Is it correct that if I want to pass around a function with optional parameters to other functions, it needs to be annotated in the functions where it is invoked?

Thanks in advance

1 Like

It looks like the problem is that f(~foo=3, ()) is ambiguous as to whether or not foo is optional or not, so the type checker assumes that it isn’t optional (thus the types aren’t compatible).

One solution is to use explicitly passed optional arguments.

let fn = f => {
  f(~foo=?Some(3), ())

The type checker will now infer the function type signature as you expect.

Playground link.

But then why would this code cb(~foo=3, ()) infer the types correctly? :thinking:

cb was already defined, so the compiler knows the type of cb when you call it directly. When it sees the expression cb(~foo=3, ()) it only has to look at the type signature of cb and check if it’s compatible. The compiler isn’t able to do this with functions that come from arguments, though. with f => f(~foo=3, ()), the compiler has no idea what type f is until you use it. If you use it in an ambiguous way, then the compiler has to make a decision for what it should be.

Note that in either case the compiler is equally “correct.” If you have expression f(~foo=3, ()), then f could either be a function with type (~foo: int, unit) => unit or type (~foo: int=?, unit) => unit.
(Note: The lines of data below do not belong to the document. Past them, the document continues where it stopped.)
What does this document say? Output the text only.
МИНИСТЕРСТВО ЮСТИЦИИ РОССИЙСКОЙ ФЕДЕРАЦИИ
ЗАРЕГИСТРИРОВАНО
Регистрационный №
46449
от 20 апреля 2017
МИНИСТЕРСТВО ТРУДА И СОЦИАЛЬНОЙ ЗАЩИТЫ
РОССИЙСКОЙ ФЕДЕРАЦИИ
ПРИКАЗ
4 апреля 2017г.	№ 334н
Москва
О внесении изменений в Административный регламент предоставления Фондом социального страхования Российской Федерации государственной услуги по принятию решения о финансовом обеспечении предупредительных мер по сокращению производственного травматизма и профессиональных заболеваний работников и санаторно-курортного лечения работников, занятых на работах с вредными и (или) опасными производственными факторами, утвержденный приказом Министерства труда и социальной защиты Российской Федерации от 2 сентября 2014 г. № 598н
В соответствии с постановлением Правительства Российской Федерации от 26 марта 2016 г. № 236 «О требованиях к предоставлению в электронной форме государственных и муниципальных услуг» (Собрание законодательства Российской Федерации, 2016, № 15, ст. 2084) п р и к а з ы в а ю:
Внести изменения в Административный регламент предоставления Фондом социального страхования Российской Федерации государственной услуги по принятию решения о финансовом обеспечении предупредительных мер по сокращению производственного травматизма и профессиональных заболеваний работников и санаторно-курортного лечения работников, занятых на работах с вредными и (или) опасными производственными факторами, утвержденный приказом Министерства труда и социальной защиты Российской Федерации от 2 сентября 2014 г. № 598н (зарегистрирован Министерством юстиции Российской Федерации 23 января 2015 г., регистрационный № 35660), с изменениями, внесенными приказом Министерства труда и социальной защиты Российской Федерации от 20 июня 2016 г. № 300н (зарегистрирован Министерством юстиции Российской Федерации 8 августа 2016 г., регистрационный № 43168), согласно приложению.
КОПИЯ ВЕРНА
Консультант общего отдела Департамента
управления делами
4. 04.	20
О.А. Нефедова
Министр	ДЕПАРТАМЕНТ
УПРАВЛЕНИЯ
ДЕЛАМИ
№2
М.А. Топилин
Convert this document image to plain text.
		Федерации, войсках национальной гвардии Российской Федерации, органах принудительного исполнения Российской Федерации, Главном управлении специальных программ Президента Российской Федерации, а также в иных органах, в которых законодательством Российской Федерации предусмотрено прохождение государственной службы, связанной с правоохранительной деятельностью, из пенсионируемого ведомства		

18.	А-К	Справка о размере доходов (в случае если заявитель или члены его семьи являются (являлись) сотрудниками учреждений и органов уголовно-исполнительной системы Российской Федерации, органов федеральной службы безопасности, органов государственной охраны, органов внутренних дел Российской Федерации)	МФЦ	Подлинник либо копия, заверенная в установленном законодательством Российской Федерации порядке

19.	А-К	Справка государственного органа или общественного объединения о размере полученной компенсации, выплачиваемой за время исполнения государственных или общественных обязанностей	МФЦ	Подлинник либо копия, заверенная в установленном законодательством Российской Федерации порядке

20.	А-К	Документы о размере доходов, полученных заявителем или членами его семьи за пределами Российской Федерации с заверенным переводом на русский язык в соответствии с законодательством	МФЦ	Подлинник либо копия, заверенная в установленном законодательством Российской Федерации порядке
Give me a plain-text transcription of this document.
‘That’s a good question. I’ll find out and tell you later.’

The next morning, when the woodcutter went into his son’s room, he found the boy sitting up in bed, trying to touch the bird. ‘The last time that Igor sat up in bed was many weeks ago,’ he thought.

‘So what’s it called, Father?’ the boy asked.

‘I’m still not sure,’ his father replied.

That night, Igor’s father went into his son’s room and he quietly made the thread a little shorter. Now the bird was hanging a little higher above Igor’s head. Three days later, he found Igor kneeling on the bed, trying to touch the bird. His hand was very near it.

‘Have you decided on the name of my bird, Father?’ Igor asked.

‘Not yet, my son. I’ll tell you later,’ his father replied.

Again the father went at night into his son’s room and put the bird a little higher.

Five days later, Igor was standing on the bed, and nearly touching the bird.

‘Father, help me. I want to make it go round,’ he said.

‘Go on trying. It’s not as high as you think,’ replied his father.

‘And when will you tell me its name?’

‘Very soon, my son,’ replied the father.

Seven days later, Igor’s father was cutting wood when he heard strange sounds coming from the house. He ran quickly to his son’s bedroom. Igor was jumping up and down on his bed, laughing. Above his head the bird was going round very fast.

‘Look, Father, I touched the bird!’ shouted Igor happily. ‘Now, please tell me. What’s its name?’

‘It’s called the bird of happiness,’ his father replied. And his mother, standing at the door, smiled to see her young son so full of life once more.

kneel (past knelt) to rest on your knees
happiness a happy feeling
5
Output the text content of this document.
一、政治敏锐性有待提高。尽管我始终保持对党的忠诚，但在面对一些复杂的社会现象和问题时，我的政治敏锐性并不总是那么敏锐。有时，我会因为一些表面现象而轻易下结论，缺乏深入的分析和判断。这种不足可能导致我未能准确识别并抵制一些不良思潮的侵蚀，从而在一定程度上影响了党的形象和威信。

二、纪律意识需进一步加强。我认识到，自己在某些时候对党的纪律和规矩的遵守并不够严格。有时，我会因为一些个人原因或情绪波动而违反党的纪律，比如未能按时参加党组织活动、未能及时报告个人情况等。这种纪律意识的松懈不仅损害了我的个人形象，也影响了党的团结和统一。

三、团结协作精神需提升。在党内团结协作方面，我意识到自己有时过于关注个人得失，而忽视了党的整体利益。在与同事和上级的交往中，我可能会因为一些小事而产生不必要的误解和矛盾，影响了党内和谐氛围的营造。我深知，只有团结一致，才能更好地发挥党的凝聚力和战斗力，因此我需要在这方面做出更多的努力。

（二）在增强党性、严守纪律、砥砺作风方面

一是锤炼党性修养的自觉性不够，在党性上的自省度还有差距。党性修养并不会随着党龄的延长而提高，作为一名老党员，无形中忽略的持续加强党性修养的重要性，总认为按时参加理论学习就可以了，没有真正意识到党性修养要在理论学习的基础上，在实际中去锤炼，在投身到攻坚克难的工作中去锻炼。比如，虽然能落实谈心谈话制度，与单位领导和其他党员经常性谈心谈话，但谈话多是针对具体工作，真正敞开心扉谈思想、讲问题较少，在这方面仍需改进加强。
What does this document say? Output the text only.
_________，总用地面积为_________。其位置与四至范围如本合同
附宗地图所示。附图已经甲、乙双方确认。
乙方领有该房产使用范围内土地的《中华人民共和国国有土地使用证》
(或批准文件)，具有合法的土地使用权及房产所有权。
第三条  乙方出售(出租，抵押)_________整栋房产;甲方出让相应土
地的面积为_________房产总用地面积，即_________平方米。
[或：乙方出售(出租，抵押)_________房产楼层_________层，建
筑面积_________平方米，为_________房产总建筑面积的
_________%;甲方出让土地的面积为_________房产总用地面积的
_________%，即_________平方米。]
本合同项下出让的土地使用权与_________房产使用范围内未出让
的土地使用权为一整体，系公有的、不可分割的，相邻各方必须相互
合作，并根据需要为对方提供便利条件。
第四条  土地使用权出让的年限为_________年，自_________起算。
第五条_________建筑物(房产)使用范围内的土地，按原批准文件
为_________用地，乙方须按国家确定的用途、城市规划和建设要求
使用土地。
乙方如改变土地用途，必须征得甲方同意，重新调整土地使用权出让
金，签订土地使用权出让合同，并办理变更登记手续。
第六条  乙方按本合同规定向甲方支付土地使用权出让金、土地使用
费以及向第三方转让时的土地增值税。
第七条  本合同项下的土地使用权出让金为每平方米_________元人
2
The problem is that this ambiguity may cause the compiler to make a different decision than how you expected.

These kinds of ambiguities are rare in ReScript, though, which is probably why they seem surprising when they do appear.

Thanks for the quick response. I guess that sort of defeats the purpose of using optional arguments, since you’d have to pass ~arg=?None for arguments that you want to omit. But good to know this is a possible workaround, thanks!